Al Primo holds his new Gold Circle award recently presented to him by New York Chapter of The National Academy of Television Arts & Sciences, for his 50 years of work in the television industry. (contributed photo)
Al Primo holds his new Gold Circle award recently presented to him by New York Chapter of The National Academy of Television Arts & Sciences, for his 50 years of work in the television industry. (contributed photo)

Other highlights of those pioneering years in Al’s oral history include being sent across the country to San Francisco, Los Angeles, Detroit, and Chicago to put into play his Eyewitness News model to include a city hall reporter, an education reporter, and an entertainment reporter to go out into the field to “eyewitness” their stories and bring them to their audiences. Those reporters would then sit next to the anchorman “for the first time in history.”

And then there was that aha moment about sportscasters. “Why do the sportscasters all have to be Smokey Joes? Why can’t we get one of the athletes, like Frank Gifford? I call up Frank Gifford’s agent. He says, ‘Yes, yes…’ And this is the first time anybody used athletes as sportscasters.”

There are two places in the oral history that point to just what makes Al Primo tick.

It’s in those years he went to college, and to do so had to work nights at his TV job all four years.

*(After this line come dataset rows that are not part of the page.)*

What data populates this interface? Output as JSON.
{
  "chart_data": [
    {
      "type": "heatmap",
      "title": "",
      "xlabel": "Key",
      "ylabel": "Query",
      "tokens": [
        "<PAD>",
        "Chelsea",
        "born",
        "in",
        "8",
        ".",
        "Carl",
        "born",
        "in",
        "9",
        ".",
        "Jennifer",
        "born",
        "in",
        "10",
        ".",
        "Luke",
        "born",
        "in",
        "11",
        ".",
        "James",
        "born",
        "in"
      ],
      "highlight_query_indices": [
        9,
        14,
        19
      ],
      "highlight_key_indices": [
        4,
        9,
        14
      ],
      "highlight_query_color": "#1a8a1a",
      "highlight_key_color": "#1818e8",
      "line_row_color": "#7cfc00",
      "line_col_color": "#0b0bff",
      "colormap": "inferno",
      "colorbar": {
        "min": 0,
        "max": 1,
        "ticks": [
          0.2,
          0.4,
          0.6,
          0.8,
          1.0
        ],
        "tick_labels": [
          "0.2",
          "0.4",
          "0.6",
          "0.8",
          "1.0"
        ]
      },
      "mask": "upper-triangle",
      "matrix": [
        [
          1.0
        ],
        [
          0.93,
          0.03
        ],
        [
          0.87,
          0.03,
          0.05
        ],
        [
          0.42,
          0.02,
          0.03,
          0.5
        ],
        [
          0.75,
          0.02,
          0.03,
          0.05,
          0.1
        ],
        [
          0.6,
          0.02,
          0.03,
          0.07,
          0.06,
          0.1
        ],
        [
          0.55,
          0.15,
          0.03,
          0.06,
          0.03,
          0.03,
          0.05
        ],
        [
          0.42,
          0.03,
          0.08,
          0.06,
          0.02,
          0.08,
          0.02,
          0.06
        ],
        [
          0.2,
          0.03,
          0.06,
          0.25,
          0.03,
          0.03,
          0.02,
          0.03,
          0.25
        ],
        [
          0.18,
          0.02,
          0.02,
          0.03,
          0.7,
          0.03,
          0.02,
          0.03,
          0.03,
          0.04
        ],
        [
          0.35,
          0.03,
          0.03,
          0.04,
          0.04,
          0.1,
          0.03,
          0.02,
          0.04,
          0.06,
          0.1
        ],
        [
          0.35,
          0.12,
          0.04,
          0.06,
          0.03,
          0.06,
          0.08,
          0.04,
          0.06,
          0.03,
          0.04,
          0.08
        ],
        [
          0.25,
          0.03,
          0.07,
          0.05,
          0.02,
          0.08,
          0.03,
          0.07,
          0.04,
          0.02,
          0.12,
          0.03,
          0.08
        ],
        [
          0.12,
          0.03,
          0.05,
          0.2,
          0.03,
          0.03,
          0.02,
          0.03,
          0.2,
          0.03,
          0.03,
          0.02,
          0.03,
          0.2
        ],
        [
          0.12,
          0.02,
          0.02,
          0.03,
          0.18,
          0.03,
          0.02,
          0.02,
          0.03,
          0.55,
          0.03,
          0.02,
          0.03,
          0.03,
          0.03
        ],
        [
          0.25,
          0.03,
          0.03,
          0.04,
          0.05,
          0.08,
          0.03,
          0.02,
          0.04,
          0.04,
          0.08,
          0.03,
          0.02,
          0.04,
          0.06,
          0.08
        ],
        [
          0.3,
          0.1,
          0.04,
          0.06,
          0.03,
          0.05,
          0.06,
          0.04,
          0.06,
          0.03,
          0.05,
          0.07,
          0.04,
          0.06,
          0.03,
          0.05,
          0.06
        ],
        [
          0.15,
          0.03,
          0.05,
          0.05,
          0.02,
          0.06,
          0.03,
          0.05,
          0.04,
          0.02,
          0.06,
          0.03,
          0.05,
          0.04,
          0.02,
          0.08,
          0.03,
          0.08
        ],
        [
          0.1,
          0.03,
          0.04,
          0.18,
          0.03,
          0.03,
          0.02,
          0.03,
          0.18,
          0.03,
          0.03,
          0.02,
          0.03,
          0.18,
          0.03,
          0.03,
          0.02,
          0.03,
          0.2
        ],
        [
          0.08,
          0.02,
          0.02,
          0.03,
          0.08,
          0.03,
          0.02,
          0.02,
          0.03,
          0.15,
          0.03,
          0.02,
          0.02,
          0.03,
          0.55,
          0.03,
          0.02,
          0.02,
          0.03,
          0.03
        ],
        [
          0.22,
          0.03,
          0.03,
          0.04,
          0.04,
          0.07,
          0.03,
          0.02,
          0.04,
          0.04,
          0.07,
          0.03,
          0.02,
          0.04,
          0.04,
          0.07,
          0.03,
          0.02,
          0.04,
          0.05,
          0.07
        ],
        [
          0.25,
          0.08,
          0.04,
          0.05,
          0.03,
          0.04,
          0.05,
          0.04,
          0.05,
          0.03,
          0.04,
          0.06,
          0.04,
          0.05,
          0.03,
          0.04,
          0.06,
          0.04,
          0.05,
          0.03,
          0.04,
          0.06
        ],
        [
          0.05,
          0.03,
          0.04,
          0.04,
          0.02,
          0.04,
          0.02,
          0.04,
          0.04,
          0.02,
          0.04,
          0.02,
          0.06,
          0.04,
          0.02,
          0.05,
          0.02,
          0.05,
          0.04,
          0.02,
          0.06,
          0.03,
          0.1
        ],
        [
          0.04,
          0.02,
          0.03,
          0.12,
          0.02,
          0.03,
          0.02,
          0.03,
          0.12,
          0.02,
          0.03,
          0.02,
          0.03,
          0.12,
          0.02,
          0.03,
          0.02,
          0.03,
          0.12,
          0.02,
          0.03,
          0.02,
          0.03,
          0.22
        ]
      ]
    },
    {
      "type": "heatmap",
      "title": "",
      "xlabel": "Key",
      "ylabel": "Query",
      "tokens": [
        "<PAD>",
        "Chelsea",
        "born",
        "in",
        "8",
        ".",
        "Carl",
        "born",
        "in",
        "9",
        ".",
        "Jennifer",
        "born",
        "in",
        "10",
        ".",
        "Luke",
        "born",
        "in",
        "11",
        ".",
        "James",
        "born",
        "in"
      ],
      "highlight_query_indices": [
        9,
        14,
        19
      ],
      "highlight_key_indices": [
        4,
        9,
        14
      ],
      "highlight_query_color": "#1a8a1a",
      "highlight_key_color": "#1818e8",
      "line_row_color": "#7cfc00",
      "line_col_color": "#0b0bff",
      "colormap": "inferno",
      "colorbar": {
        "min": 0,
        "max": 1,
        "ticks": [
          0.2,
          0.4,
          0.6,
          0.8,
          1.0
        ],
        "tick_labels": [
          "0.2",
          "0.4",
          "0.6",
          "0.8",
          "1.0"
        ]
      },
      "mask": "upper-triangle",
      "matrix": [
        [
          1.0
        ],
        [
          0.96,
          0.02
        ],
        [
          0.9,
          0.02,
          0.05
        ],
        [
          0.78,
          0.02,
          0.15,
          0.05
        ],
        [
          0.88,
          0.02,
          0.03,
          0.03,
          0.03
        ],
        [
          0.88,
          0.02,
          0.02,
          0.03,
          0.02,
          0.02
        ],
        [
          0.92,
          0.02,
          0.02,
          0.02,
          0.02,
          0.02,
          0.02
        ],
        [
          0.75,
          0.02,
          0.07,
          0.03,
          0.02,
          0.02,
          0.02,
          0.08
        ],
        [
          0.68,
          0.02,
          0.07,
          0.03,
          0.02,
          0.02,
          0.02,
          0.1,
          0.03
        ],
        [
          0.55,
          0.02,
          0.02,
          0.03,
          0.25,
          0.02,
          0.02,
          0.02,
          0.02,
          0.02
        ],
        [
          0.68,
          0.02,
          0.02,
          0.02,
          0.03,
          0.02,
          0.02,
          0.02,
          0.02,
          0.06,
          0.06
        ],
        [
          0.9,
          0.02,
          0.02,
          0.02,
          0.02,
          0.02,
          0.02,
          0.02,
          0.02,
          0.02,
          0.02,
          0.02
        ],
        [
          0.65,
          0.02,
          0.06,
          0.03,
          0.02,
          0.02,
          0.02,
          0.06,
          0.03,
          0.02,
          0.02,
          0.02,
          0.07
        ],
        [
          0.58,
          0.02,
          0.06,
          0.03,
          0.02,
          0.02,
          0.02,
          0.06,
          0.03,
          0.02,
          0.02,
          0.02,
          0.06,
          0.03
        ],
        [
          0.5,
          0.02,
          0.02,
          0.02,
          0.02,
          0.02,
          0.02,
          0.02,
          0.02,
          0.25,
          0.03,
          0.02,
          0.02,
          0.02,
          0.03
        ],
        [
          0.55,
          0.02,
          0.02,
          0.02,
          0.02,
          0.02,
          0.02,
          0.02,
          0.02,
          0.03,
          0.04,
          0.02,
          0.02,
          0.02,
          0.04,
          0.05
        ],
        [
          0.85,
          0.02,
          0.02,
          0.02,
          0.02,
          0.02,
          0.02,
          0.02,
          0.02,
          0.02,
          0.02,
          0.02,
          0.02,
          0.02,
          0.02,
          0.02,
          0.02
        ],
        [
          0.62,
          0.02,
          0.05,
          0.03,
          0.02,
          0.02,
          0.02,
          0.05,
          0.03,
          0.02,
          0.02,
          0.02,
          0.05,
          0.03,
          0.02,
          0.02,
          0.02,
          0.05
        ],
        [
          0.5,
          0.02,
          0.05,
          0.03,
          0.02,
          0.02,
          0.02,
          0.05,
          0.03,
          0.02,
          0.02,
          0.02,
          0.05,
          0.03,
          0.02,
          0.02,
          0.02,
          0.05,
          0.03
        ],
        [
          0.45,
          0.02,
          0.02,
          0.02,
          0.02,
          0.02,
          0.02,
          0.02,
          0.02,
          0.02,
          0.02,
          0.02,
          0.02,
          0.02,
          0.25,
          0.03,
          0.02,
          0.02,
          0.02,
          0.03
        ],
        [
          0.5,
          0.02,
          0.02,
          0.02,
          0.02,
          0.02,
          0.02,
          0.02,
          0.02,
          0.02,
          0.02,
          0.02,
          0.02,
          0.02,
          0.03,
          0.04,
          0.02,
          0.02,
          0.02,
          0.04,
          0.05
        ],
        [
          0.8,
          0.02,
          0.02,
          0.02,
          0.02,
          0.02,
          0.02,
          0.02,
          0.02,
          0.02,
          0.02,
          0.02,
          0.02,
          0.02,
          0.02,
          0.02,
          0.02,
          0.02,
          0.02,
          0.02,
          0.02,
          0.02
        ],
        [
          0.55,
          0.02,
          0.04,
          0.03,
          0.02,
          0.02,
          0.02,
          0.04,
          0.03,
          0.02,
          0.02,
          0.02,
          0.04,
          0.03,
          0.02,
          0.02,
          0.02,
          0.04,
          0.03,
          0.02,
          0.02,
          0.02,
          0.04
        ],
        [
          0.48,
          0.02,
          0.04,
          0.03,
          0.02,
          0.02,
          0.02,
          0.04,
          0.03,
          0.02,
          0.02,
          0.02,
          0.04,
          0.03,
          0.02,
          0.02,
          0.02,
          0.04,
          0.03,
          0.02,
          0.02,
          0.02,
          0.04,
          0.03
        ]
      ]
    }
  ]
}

He went to class from 8:30 a.m. to 1 p.m., then worked from 2 to 11 p.m. (managing to pick up a little script-writing experience with the night news manager). Primo is a hard worker.

The other shows his belief in himself and what he was doing as he reflects on his career. “When I do think about it, I know that this was divine intervention… I know that there was no fear, no trepidation… This is how we’re going to do it. Do it. That’s it.”

For the last 14 years, Al has been endowing the next generation with his democratic eyewitness news approach in his Teen Kids News (TKN) program, which every week is sent out by satellite to 200-plus local TV stations and 10,000 schools. “We’re thrilled to be doing that,” he told me. “It’s obviously something needed, with schools not teaching current events these days.”

The TKN shows are then recycled as Al describes: “We bring it back to the studio, take out all the commercials and create a purely educational version. We insert a two-minute news-of-the-week summary with video from Fox TV. We stream it on the Internet.

“And now the Department of Defense is sending TKN out to 175 countries in 1,000 locations via the American Forces Network. Every week it goes out to all Navy ships. A lot of the military force are teenagers or they are living on bases with their families.”

If ever there was a true diplomat of democracy, it is Al Primo. My thanks and congratulations to you, sir.